Sprinkle 1/2 cup of flour on a clean surface and knead dough until it shapes into a ball, about 10 minutes.
Place into a greased bowl, cover and let it rise until doubled in size, about an hour.
After dough has risen, divide dough into 8 equal pieces. Take each piece and flatten it into a circle. Take one side, and fold it in half into the center. Take the opposite side and do the same. Roll folded dough with your hands until it’s spindle shaped, wider in the middle and tapered at the ends. (Here’s an expert shaping bolillos.)

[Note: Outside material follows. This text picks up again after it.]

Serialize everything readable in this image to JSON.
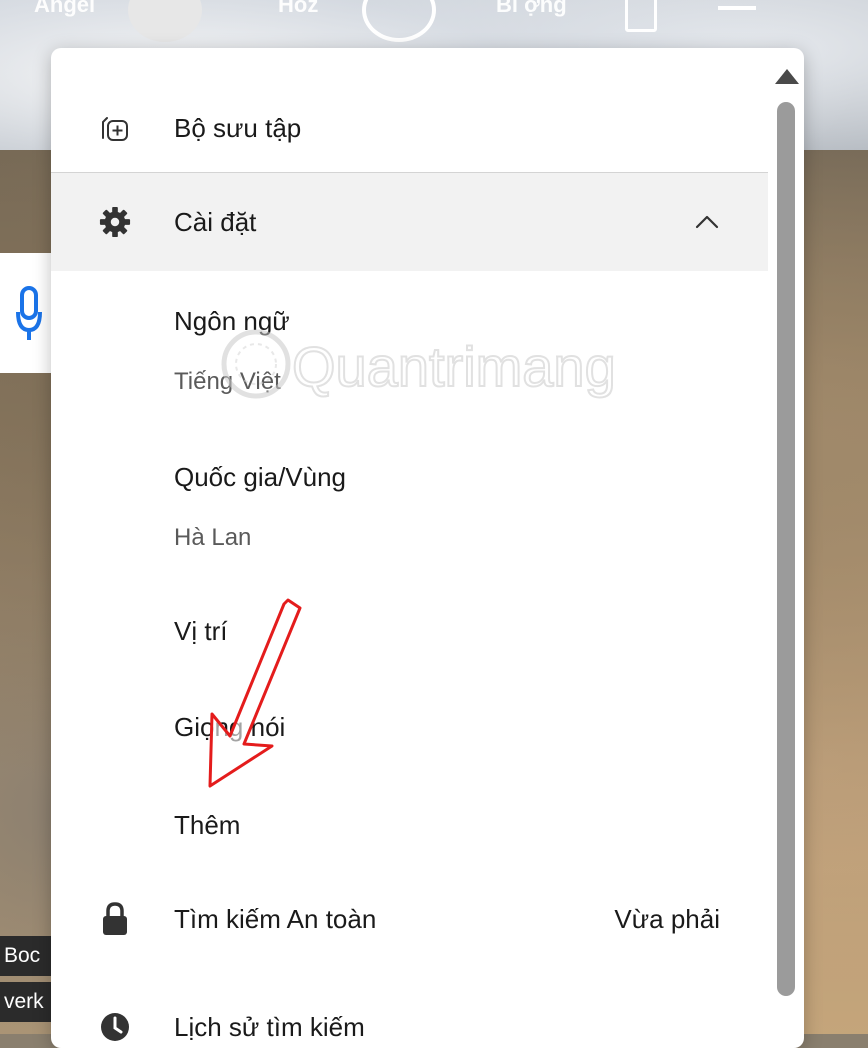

Place shaped rolls on a greased or parchment-paper lined cookie sheet that’s sprinkled with a bit of cornmeal, cover, and let rise until doubled in size, about an hour.
Twenty minutes before baking, heat oven to 425 degrees. Five minutes before baking, place an oven-safe pan filled with water on the bottom of the oven.
Mix 1/2 cup of warm water with 1/4 teaspoon of salt, and brush on each roll. Then, with a sharp knife, razor or lame, make a slash lengthwise through each roll.
Place rolls on bottom rack of oven (be careful when opening oven as steam might come out) and cook for 15 minutes or until the bolilllos are light brown in color and make a hollow sound when you thump them.
These keep for a couple of days, though they if they get too soft. just reheat in the oven to firm them up. They also freeze well.